Ce que les données montrent
• On n’observe pas plus d’incidents microbiologiques, mais pas moins non plus : malgré la mise en place des BPF, le dispositif global n’a pas été amélioré.
• On compte davantage d’échecs sur les challenges tests depuis les trois dernières années.
• Les nouvelles stratégies rendent plus difficile la conservation des produits cosmétiques.

Ce que les données ne montrent pas
• On voit une explosion de la présence des micro-organismes dit “objectionables” et de germes indésirables qui pourraient avoir un pouvoir pathogène, comme les Burkolderia sp., Pluralibacter sp. ou Pseudomonas sp.
• On remarque une activation plus fréquente des process de destruction des micro-organismes post-production (process thermique, irradiation…) pour pallier les non conformités microbiologiques.

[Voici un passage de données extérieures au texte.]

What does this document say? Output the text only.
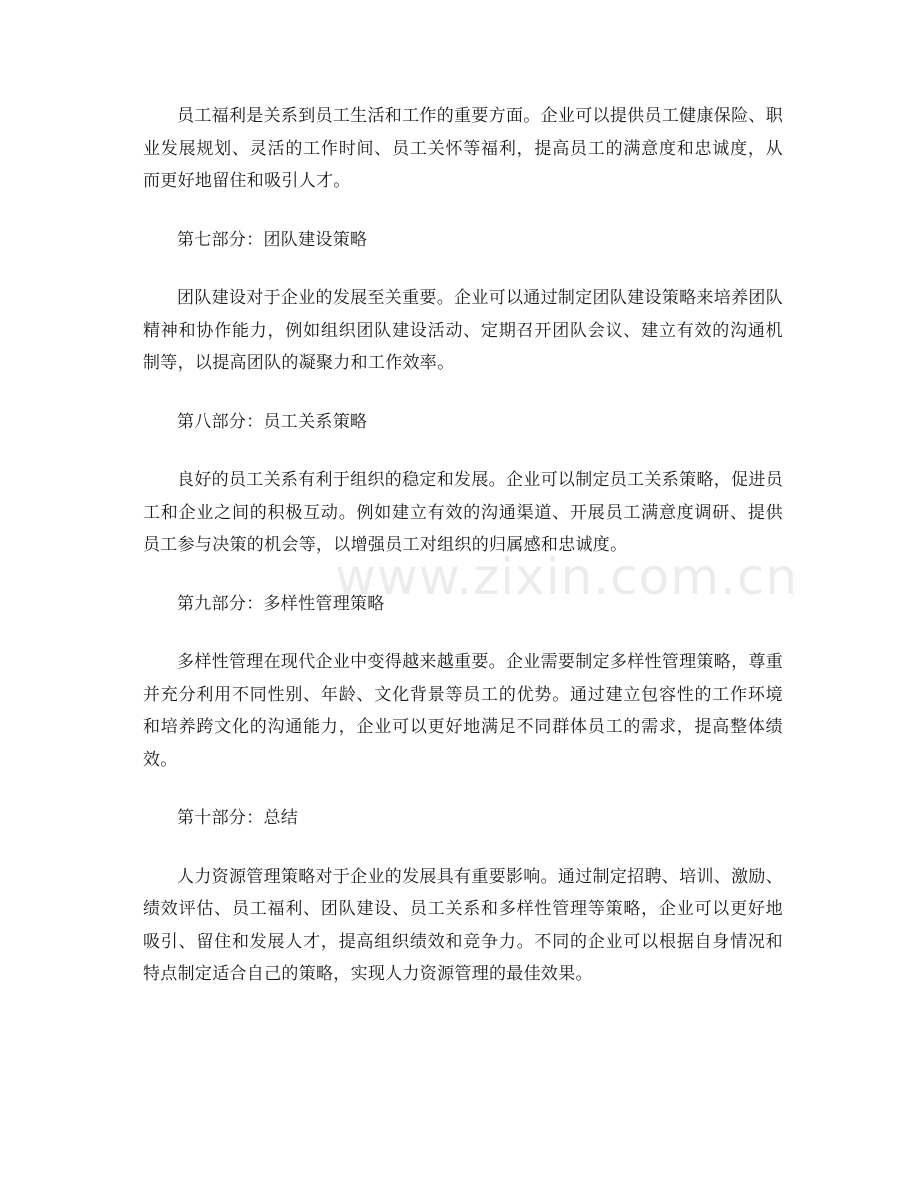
员工福利是关系到员工生活和工作的重要方面。企业可以提供员工健康保险、职业发展规划、灵活的工作时间、员工关怀等福利，提高员工的满意度和忠诚度，从而更好地留住和吸引人才。

第七部分：团队建设策略

团队建设对于企业的发展至关重要。企业可以通过制定团队建设策略来培养团队精神和协作能力，例如组织团队建设活动、定期召开团队会议、建立有效的沟通机制等，以提高团队的凝聚力和工作效率。

第八部分：员工关系策略

良好的员工关系有利于组织的稳定和发展。企业可以制定员工关系策略，促进员工和企业之间的积极互动。例如建立有效的沟通渠道、开展员工满意度调研、提供员工参与决策的机会等，以增强员工对组织的归属感和忠诚度。

第九部分：多样性管理策略

多样性管理在现代企业中变得越来越重要。企业需要制定多样性管理策略，尊重并充分利用不同性别、年龄、文化背景等员工的优势。通过建立包容性的工作环境和培养跨文化的沟通能力，企业可以更好地满足不同群体员工的需求，提高整体绩效。

第十部分：总结

人力资源管理策略对于企业的发展具有重要影响。通过制定招聘、培训、激励、绩效评估、员工福利、团队建设、员工关系和多样性管理等策略，企业可以更好地吸引、留住和发展人才，提高组织绩效和竞争力。不同的企业可以根据自身情况和特点制定适合自己的策略，实现人力资源管理的最佳效果。

www.zixin.com.cn
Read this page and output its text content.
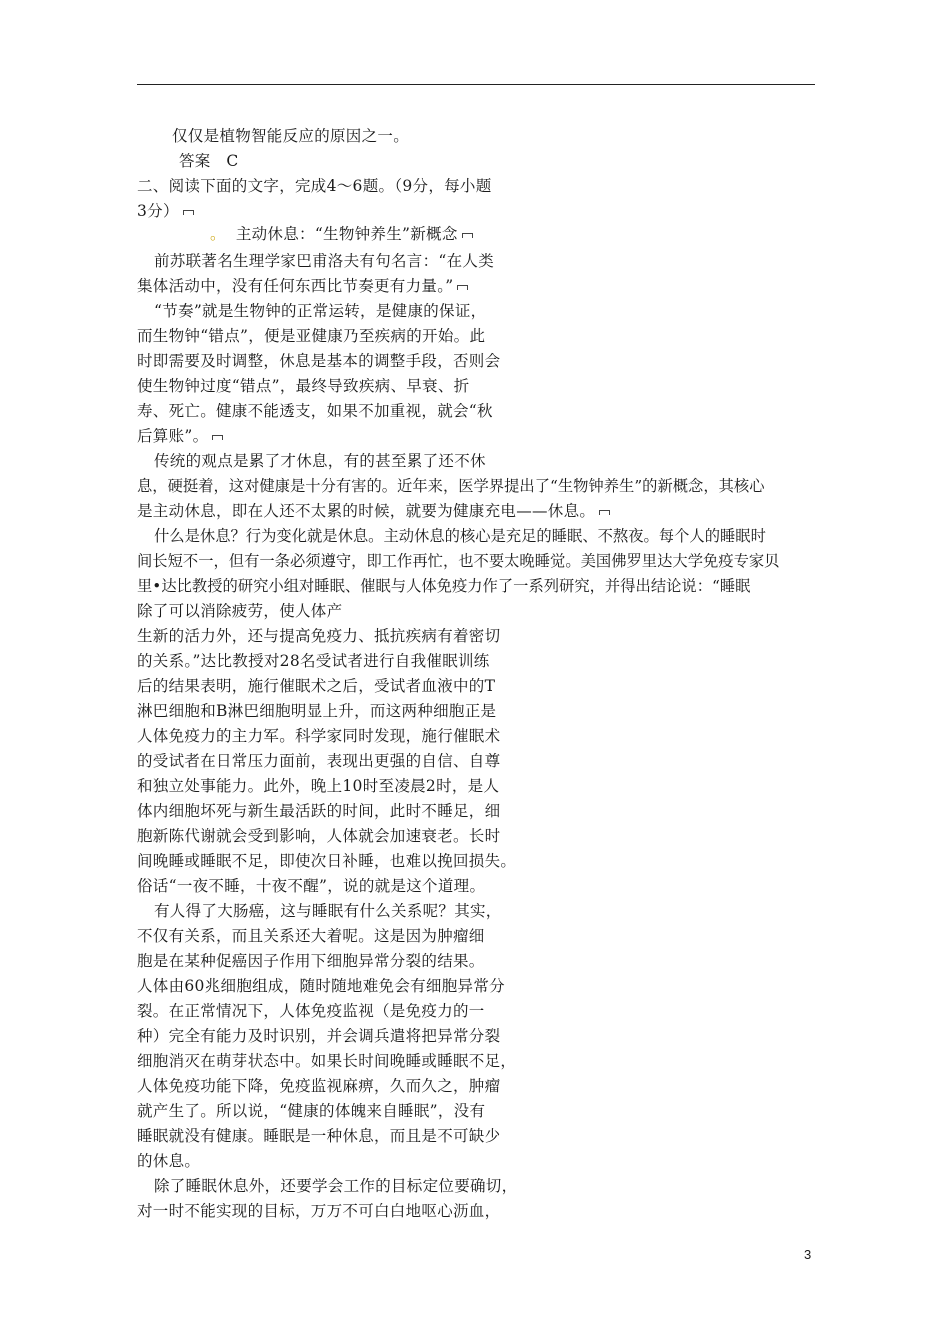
仅仅是植物智能反应的原因之一。
答案　C
二、阅读下面的文字，完成4～6题。（9分，每小题
3分）
。 主动休息：“生物钟养生”新概念
前苏联著名生理学家巴甫洛夫有句名言：“在人类
集体活动中，没有任何东西比节奏更有力量。”
“节奏”就是生物钟的正常运转，是健康的保证，
而生物钟“错点”，便是亚健康乃至疾病的开始。此
时即需要及时调整，休息是基本的调整手段，否则会
使生物钟过度“错点”，最终导致疾病、早衰、折
寿、死亡。健康不能透支，如果不加重视，就会“秋
后算账”。
传统的观点是累了才休息，有的甚至累了还不休
息，硬挺着，这对健康是十分有害的。近年来，医学界提出了“生物钟养生”的新概念，其核心
是主动休息，即在人还不太累的时候，就要为健康充电——休息。
什么是休息？行为变化就是休息。主动休息的核心是充足的睡眠、不熬夜。每个人的睡眠时
间长短不一，但有一条必须遵守，即工作再忙，也不要太晚睡觉。美国佛罗里达大学免疫专家贝
里•达比教授的研究小组对睡眠、催眠与人体免疫力作了一系列研究，并得出结论说：“睡眠
除了可以消除疲劳，使人体产
生新的活力外，还与提高免疫力、抵抗疾病有着密切
的关系。”达比教授对28名受试者进行自我催眠训练
后的结果表明，施行催眠术之后，受试者血液中的T
淋巴细胞和B淋巴细胞明显上升，而这两种细胞正是
人体免疫力的主力军。科学家同时发现，施行催眠术
的受试者在日常压力面前，表现出更强的自信、自尊
和独立处事能力。此外，晚上10时至凌晨2时，是人
体内细胞坏死与新生最活跃的时间，此时不睡足，细
胞新陈代谢就会受到影响，人体就会加速衰老。长时
间晚睡或睡眠不足，即使次日补睡，也难以挽回损失。
俗话“一夜不睡，十夜不醒”，说的就是这个道理。
有人得了大肠癌，这与睡眠有什么关系呢？其实，
不仅有关系，而且关系还大着呢。这是因为肿瘤细
胞是在某种促癌因子作用下细胞异常分裂的结果。
人体由60兆细胞组成，随时随地难免会有细胞异常分
裂。在正常情况下，人体免疫监视（是免疫力的一
种）完全有能力及时识别，并会调兵遣将把异常分裂
细胞消灭在萌芽状态中。如果长时间晚睡或睡眠不足，
人体免疫功能下降，免疫监视麻痹，久而久之，肿瘤
就产生了。所以说，“健康的体魄来自睡眠”，没有
睡眠就没有健康。睡眠是一种休息，而且是不可缺少
的休息。
除了睡眠休息外，还要学会工作的目标定位要确切，
对一时不能实现的目标，万万不可白白地呕心沥血，
3
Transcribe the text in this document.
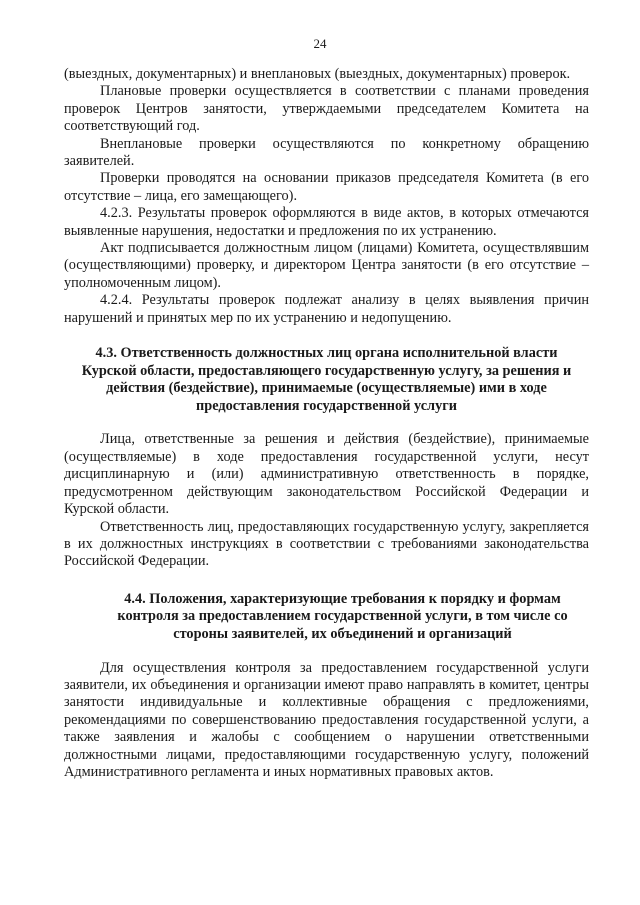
24

(выездных, документарных) и внеплановых (выездных, документарных) проверок.

Плановые проверки осуществляется в соответствии с планами проведения проверок Центров занятости, утверждаемыми председателем Комитета на соответствующий год.

Внеплановые проверки осуществляются по конкретному обращению заявителей.

Проверки проводятся на основании приказов председателя Комитета (в его отсутствие – лица, его замещающего).

4.2.3. Результаты проверок оформляются в виде актов, в которых отмечаются выявленные нарушения, недостатки и предложения по их устранению.

Акт подписывается должностным лицом (лицами) Комитета, осуществлявшим (осуществляющими) проверку, и директором Центра занятости (в его отсутствие – уполномоченным лицом).

4.2.4. Результаты проверок подлежат анализу в целях выявления причин нарушений и принятых мер по их устранению и недопущению.

4.3. Ответственность должностных лиц органа исполнительной власти Курской области, предоставляющего государственную услугу, за решения и действия (бездействие), принимаемые (осуществляемые) ими в ходе предоставления государственной услуги

Лица, ответственные за решения и действия (бездействие), принимаемые (осуществляемые) в ходе предоставления государственной услуги, несут дисциплинарную и (или) административную ответственность в порядке, предусмотренном действующим законодательством Российской Федерации и Курской области.

Ответственность лиц, предоставляющих государственную услугу, закрепляется в их должностных инструкциях в соответствии с требованиями законодательства Российской Федерации.

4.4. Положения, характеризующие требования к порядку и формам контроля за предоставлением государственной услуги, в том числе со стороны заявителей, их объединений и организаций

Для осуществления контроля за предоставлением государственной услуги заявители, их объединения и организации имеют право направлять в комитет, центры занятости индивидуальные и коллективные обращения с предложениями, рекомендациями по совершенствованию предоставления государственной услуги, а также заявления и жалобы с сообщением о нарушении ответственными должностными лицами, предоставляющими государственную услугу, положений Административного регламента и иных нормативных правовых актов.
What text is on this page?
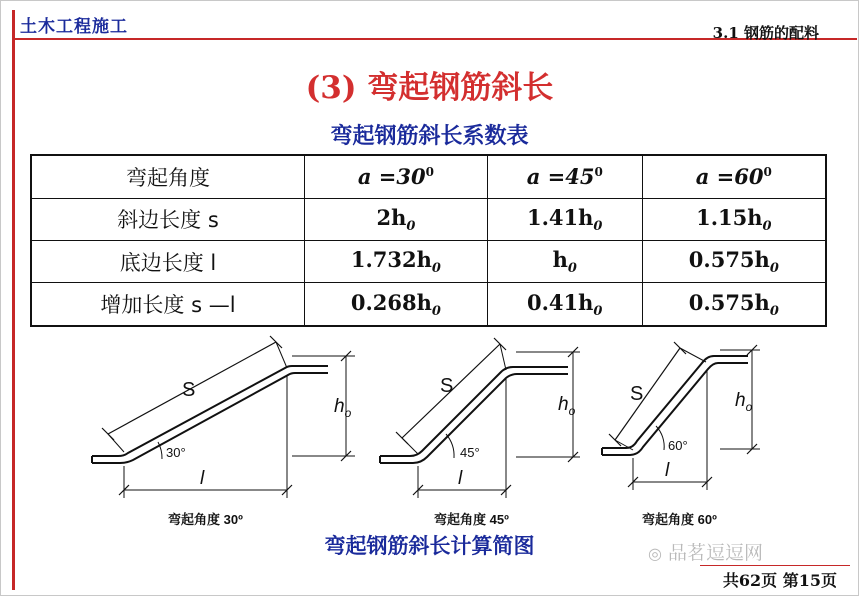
土木工程施工	3.1 钢筋的配料
(3) 弯起钢筋斜长
弯起钢筋斜长系数表
弯起角度	$a =30^0$	$a =45^0$	$a =60^0$
斜边长度 s	$2h_0$	$1.41h_0$	$1.15h_0$
底边长度 l	$1.732h_0$	$h_0$	$0.575h_0$
增加长度 s —l	$0.268h_0$	$0.41h_0$	$0.575h_0$
S
30°
$h_o$
l
弯起角度 30º
S
45°
$h_o$
l
弯起角度 45º
S
60°
$h_o$
l
弯起角度 60º
弯起钢筋斜长计算简图	◎ 品茗逗逗网
共62页 第15页
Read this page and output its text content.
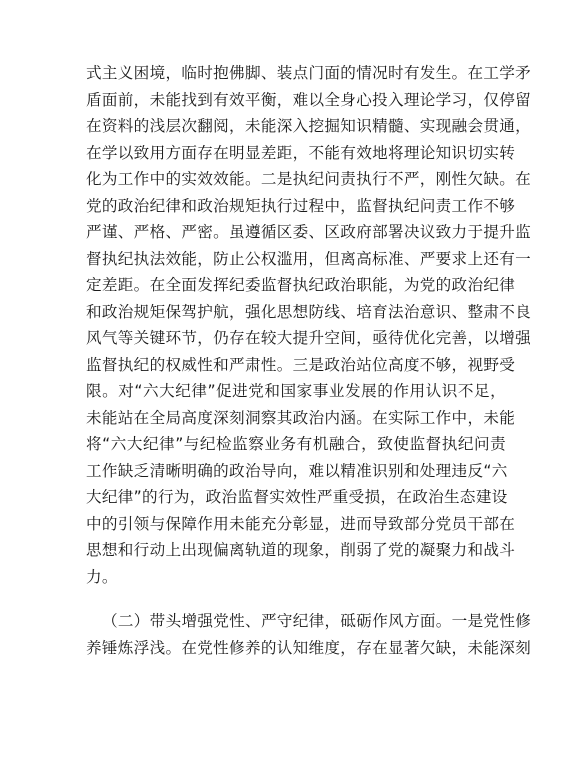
式主义困境，临时抱佛脚、装点门面的情况时有发生。在工学矛
盾面前，未能找到有效平衡，难以全身心投入理论学习，仅停留
在资料的浅层次翻阅，未能深入挖掘知识精髓、实现融会贯通，
在学以致用方面存在明显差距，不能有效地将理论知识切实转
化为工作中的实效效能。二是执纪问责执行不严，刚性欠缺。在
党的政治纪律和政治规矩执行过程中，监督执纪问责工作不够
严谨、严格、严密。虽遵循区委、区政府部署决议致力于提升监
督执纪执法效能，防止公权滥用，但离高标准、严要求上还有一
定差距。在全面发挥纪委监督执纪政治职能，为党的政治纪律
和政治规矩保驾护航，强化思想防线、培育法治意识、整肃不良
风气等关键环节，仍存在较大提升空间，亟待优化完善，以增强
监督执纪的权威性和严肃性。三是政治站位高度不够，视野受
限。对“六大纪律”促进党和国家事业发展的作用认识不足，
未能站在全局高度深刻洞察其政治内涵。在实际工作中，未能
将“六大纪律”与纪检监察业务有机融合，致使监督执纪问责
工作缺乏清晰明确的政治导向，难以精准识别和处理违反“六
大纪律”的行为，政治监督实效性严重受损，在政治生态建设
中的引领与保障作用未能充分彰显，进而导致部分党员干部在
思想和行动上出现偏离轨道的现象，削弱了党的凝聚力和战斗
力。
（二）带头增强党性、严守纪律，砥砺作风方面。一是党性修
养锤炼浮浅。在党性修养的认知维度，存在显著欠缺，未能深刻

Conclusion sur la sécurité microbiologique
• Globalement, le pouvoir antimicrobien des formules cosmétiques a régressé ces dernières années.
• Le taux de produits pollués stagne.
• Objectivement, le consommateur ne bénéficie pas d’une amélioration globale de la sécurité microbiologique des produits qu’il utilise.
• L’application des BPF et la revue massive des outils de production ont seulement permis de combler certaines des faiblesses de la protection des formules.

L’aspect tolérance

Pour leurs analyses, les laboratoires se sont basés sur deux éléments de tolérance primaire : la tolérance cutanée par le patch test et l’irritation oculaire (cytotoxicité).

De façon similaire à la qualité microbiologique, le potentiel irritant des formules a significativement évolué ces dernières années. En 2012-2013, 7,8 % des formules présentaient un potentiel irritant ou légèrement irritant, elles étaient 5,6 % en 2014-2015 et 9,6 % en 2016-2018, ce qui représente une hausse significative.
“Comme pour la sécurité microbiologique, on voit une dégradation de la tolérance cutanée”, a commenté Charles Reinier.

Et le constat est le même pour la tolérance oculaire. En 2012-2013, 44,8 % présentait un potentiel d’irritation oculaire significatif (peu important, modéré ou important). Ce chiffre est descendu à 39,7 % en 2014-2015 pour remonter à 63,8 % en 2016-2018 !

Ce que les données montrent
• Après une phase de maîtrise de la tolérance cutanée sur 2014-2015, un accroissement des problématiques d’irritation cutanée sur les trois dernières années.
• Un accroissement majeur des problématiques d’irritation oculaire sur ces mêmes années.

Ce que les données ne montrent pas
• On ne remarque pas de lien entre ces potentiels irritants plus nombreux et les données de cosmétovigilance.

Conclusion sur la tolérance
Selon Charles Reinier, deux pistes pourraient expliquer les problématiques de tolérance. La première est l’utilisation accrue des glycols boosters de conservation, qui se retrouvent de façon prépondérante dans tous les types de produits (presque 100 % dans les formules de maquillage) et qui sont réputés pour faciliter la pénétration transcutanée. La seconde est le recours de plus en plus important des acides organiques, qui doivent être utilisés dans une plage de pH bien particulière : le pH moyen des formules a ainsi diminué de 1 point ces cinq dernières années…

Quelles perspectives ?

Les paramètres de sécurité chimique, physico-chimique, microbiologique et toxicologique étant interdépendants, toute modification d’un ingrédient fonctionnel majeur de la formule peut impacter sa sécurité, et donc celle des consommateurs.
“Le monitoring combiné au cours du développement est donc plus que jamais indispensable”, a conseillé Charles Reinier. “Dans cette hyper dynamique de reformulations, il ne faut pas perdre le fil conducteur qu’est la sécurité des consommateurs, quelles que soient les influences médiatiques, des ONG et associations de consommateurs, qui sont parfois un peu schizophrènes. La raison n’est pas incompatible de l’innovation”, a-t-il conclu.